Twaalf mensen is niet veel, en zeker niet voldoende voor een representatief onderzoek naar zo’n radicale groepering. Maar dat is volgens onderzoekers Ineke van der Valk en Willem Wagenaar van de Anne Frank Stichting ook niet de bedoeling. Met hun rapportage In en uit extreemrechts willen ze vertellen hoe individuele personen in het radicale extreemrechtse circuit terechtkwamen. En vooral hoe ze er weer uit ontsnapten.

Gabberscene
Wat gelijk opvalt in het onderzoek is dat de extreemrechtse ideologie (rassenhaat, antisemitisme), radicale moorden zoals die op Fortuyn en Van Gogh en verkettering door overheid en maatschappij niet zo’n grote rol spelen voor jongeren bij het toetreden tot een extreemrechtse organisatie. Het is vooral de behoefte aan spanning, avontuur en gelijkgestemde vrienden die ze daartoe beweegt.
Enkele geïnterviewden zeiden: “Omdat ik nooit ergens bij hoorde, ik was altijd al anders en mensen vonden me raar”. En: “Mijn oude vrienden waren veel te saai, dus die was ik al kwijt”. Ze kwamen uiteindelijk via internetfora, wervingen of scenes, zoals de gabberscene en de NSBM-scene (National Socialist Black Metal), in aanraking met extreemrechts.

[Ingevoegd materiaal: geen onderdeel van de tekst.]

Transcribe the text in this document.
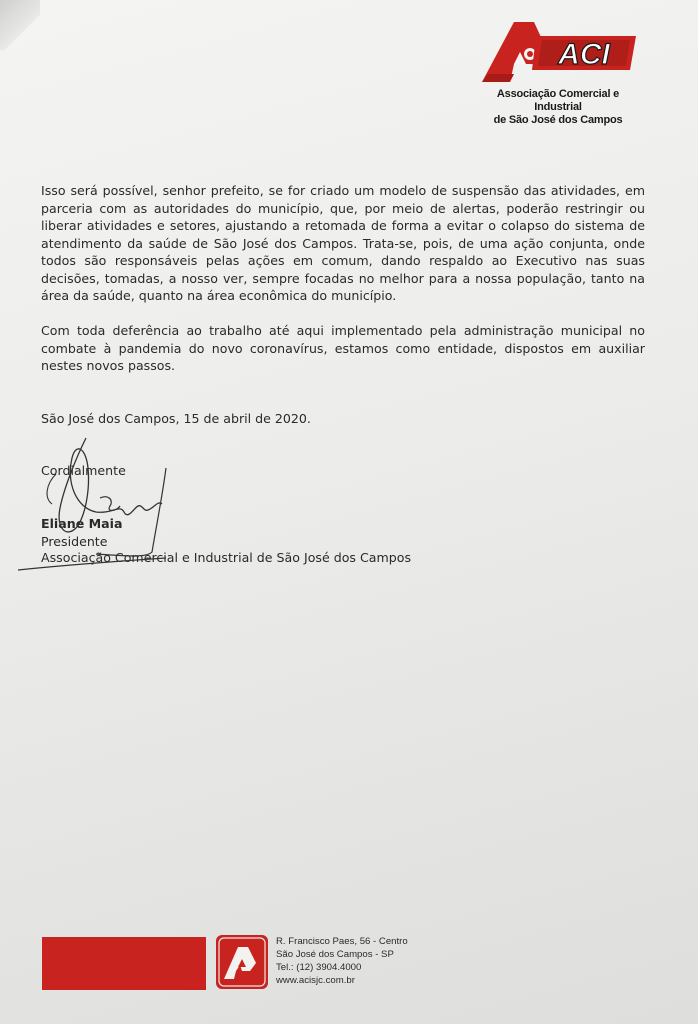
ACI
Associação Comercial e Industrial
de São José dos Campos
Isso será possível, senhor prefeito, se for criado um modelo de suspensão das atividades, em parceria com as autoridades do município, que, por meio de alertas, poderão restringir ou liberar atividades e setores, ajustando a retomada de forma a evitar o colapso do sistema de atendimento da saúde de São José dos Campos. Trata-se, pois, de uma ação conjunta, onde todos são responsáveis pelas ações em comum, dando respaldo ao Executivo nas suas decisões, tomadas, a nosso ver, sempre focadas no melhor para a nossa população, tanto na área da saúde, quanto na área econômica do município.
Com toda deferência ao trabalho até aqui implementado pela administração municipal no combate à pandemia do novo coronavírus, estamos como entidade, dispostos em auxiliar nestes novos passos.
São José dos Campos, 15 de abril de 2020.
Cordialmente
Eliane Maia
Presidente
Associação Comercial e Industrial de São José dos Campos
R. Francisco Paes, 56 - Centro
São José dos Campos - SP
Tel.: (12) 3904.4000
www.acisjc.com.br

Van daaruit speelt geweld een grote rol in de verdere radicalisering, zowel binnen de eigen organisatie als erbuiten. Volgens Wagenaar en Van der Valk werkt geweld aantrekkelijk omdat het spannend is en status geeft. Ook lokt geweld van linkse activisten en allochtone jongeren verdere geweldpleging uit. Zo komen de jongeren vanzelf in een geweldsspiraal terecht. Volgens de onderzoekers komt dit ook doordat geweld goed past bij de zucht naar spanning en avontuur die hoort bij puberen en volwassen worden.

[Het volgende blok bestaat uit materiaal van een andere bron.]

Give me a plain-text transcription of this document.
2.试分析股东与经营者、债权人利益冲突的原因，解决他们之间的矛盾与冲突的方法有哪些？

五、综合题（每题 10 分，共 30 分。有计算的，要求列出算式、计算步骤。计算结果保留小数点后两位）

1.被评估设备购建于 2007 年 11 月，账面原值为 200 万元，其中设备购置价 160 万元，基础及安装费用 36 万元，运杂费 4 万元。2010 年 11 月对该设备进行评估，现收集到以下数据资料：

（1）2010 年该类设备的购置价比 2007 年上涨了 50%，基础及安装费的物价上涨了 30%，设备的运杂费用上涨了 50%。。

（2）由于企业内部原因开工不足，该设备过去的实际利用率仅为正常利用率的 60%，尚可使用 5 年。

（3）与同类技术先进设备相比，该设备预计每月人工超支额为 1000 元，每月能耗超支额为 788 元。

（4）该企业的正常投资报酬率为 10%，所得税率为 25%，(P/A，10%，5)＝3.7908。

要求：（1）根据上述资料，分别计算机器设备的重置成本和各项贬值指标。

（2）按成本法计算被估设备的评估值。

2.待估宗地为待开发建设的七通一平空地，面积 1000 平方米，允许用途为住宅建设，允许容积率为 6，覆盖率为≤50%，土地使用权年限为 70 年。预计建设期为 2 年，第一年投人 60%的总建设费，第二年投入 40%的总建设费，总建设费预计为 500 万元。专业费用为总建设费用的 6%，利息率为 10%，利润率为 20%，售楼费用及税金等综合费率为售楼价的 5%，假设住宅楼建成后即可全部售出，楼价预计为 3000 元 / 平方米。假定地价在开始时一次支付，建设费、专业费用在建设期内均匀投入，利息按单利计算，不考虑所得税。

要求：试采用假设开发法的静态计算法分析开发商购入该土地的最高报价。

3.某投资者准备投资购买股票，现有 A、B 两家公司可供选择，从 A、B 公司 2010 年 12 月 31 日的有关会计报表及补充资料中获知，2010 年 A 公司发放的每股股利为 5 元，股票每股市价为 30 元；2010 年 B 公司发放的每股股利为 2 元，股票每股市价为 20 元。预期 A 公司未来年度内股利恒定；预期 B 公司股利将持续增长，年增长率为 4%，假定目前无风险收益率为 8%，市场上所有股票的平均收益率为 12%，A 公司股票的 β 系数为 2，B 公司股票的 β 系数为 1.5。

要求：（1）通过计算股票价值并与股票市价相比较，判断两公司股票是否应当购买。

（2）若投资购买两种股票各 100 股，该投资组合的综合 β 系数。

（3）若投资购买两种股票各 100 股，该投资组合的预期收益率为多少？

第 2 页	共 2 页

Net zoals volwassenwording een grote rol speelt bij de toetreding tot het circuit, zo speelt persoonlijke groei ook een rol bij de uittreding. De kick van ‘doen wat niet mag’ neemt af en er is behoefte aan een meer conventioneel, regulier sociaal geïntegreerd bestaan met een partner. Ook blijken de nieuwe vrienden minder betrouwbaar dan eerst gedacht. Tenslotte komen de jongeren erachter dat de ideologie niet klopt met de realiteit. Zo raken ze teleurgesteld in de groep.

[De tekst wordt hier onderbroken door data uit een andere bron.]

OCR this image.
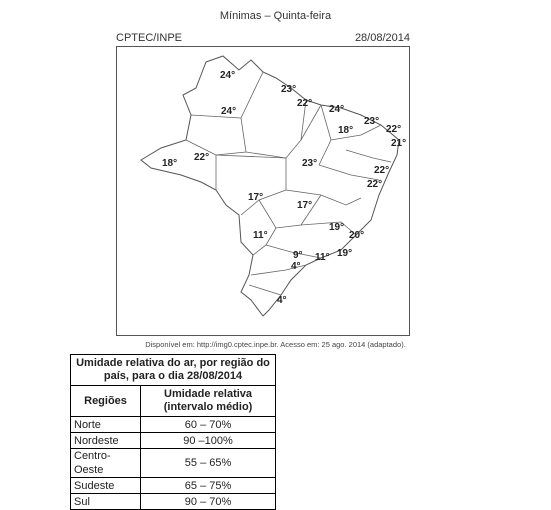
Mínimas – Quinta-feira
CPTEC/INPE	28/08/2014
24°
24°
23°
22°
24°
18°
23°
22°
21°
18°
22°
23°
22°
22°
17°
17°
11°
19°
20°
4°
11° 19°
9°
4°
Disponível em: http://img0.cptec.inpe.br. Acesso em: 25 ago. 2014 (adaptado).
Umidade relativa do ar, por região do país, para o dia 28/08/2014	
Regiões	Umidade relativa (intervalo médio)
Norte	60 – 70%
Nordeste	90 –100%
Centro-Oeste	55 – 65%
Sudeste	65 – 75%
Sul	90 – 70%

Opvallend is dat geweld vanuit de eigen organisatie geen grote rol speelt bij het uittreden. Geweldpleging lijkt na enkele jaren acceptabel geworden.
Ex-radicalen
Wagenaar en Van der Valk concluderen verder dat als iemand uit een extreemrechtse radicale organisatie wil stappen, zijn sociale omgeving voor hem klaar moet staan. Jongeren die geen binding meer hebben met extreemrechts blijven soms toch hangen omdat ze geen vrienden buiten het circuit hebben. De onderzoekers adviseren dan ook dat onderwijs, jeugdzorg en maatschappelijk werk meer steun en hulp moeten bieden bij het verlaten van een extremistische organisatie. Zelfs in omgevingen die hiervoor bedoeld zijn, zoals de gevangenis, gebeurt dit nog te weinig.

Ex-radicalen die uit het circuit gestapt zijn, kunnen hierin een belangrijke bijdrage leveren. Zowel in de beginfase (voor de toetreding tot extreemrechts) als bij de uittreding is begeleiding van iemand die het allemaal al heeft meegemaakt van onschatbare waarde. Hulp is volgens de onderzoekers het meest effectief als het in de eigen, directe omgeving wordt aangeboden, en dan het liefst van een ervaringsdeskundige.